18 October 2013

The PhyloCode Has a Deadline

As most of you probably know, the PhyloCode (more verbosely, the International Code of Phylogenetic Nomenclature)  is a proposed nomenclatural code, intended as an alternative to the rank-based codes. It was first drafted in April 2000, and at that time the starting date was given as "1 January 200n". On this date the code would be enacted and published along with a companion volume, which would provide the first definitions under the code, establishing best practices and defining the most commonly-used clade names across all fields of biology.


Well, the '00s (the zeroes? the aughts?) came and went without the code being enacted. The hold-up was not the code itself, which has been at least close to its final form since 2007. (The last revision, in January 2010, was minor.) And it hasn't been the software for the registration database, which has been completed. The hold-up was the companion volume, which turned out to be a much more daunting project than expected. (And considering that the zoological code took 66 years to go from being proposed to being published, perhaps the initial estimate should have been hedged, anyway.)

At the 2008 meeting of the International Society for Phylogenetic Nomenclature (ISPN), this problem was discussed. It was decided that the companion volume should be narrowed in scope. Instead of waiting to get definitions for commonly-used clade names across all fields of biology (many of which did not even have willing authors), entries would be limited to those already in progress. Later on, a revision was also made to the editorial process to help speed things up.

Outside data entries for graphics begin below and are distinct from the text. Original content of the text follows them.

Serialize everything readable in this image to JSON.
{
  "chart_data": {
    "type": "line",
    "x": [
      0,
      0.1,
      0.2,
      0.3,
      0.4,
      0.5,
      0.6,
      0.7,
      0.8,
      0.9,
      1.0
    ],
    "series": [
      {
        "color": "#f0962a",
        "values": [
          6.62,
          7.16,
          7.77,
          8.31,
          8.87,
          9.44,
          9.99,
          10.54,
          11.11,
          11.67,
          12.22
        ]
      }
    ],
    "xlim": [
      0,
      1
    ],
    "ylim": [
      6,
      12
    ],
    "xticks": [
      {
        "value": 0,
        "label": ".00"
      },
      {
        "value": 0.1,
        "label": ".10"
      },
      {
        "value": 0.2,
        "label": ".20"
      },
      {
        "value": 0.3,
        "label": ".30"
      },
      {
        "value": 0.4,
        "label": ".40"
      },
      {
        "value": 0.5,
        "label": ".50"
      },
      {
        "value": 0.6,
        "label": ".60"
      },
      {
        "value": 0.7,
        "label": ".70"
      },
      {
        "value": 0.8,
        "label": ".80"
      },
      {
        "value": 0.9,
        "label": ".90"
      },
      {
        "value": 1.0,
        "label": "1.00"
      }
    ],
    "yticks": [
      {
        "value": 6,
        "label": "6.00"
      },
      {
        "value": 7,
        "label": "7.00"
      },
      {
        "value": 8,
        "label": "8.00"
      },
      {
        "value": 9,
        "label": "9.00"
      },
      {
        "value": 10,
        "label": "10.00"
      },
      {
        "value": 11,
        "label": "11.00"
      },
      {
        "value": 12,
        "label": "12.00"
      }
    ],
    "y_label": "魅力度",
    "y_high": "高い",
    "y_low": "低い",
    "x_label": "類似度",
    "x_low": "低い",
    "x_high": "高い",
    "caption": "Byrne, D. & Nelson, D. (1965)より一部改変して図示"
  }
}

Now for some news: at the website for the ISPN (recently revamped by yrs trly), there is a new progress report for Phylonyms, the companion volume to the PhyloCode. There will be at most 268 entries. Currently 186 of those (over two thirds) have already been accepted. The rest are at various stages of review. But perhaps most excitingly, there is a deadline:
The contract with University of California Press calls for the manuscript to be submitted by September 1, 2014.
 Yes, folks, we will see the PhyloCode enacted in our lifetime! (Pending nuclear holocaust or alien invasion.)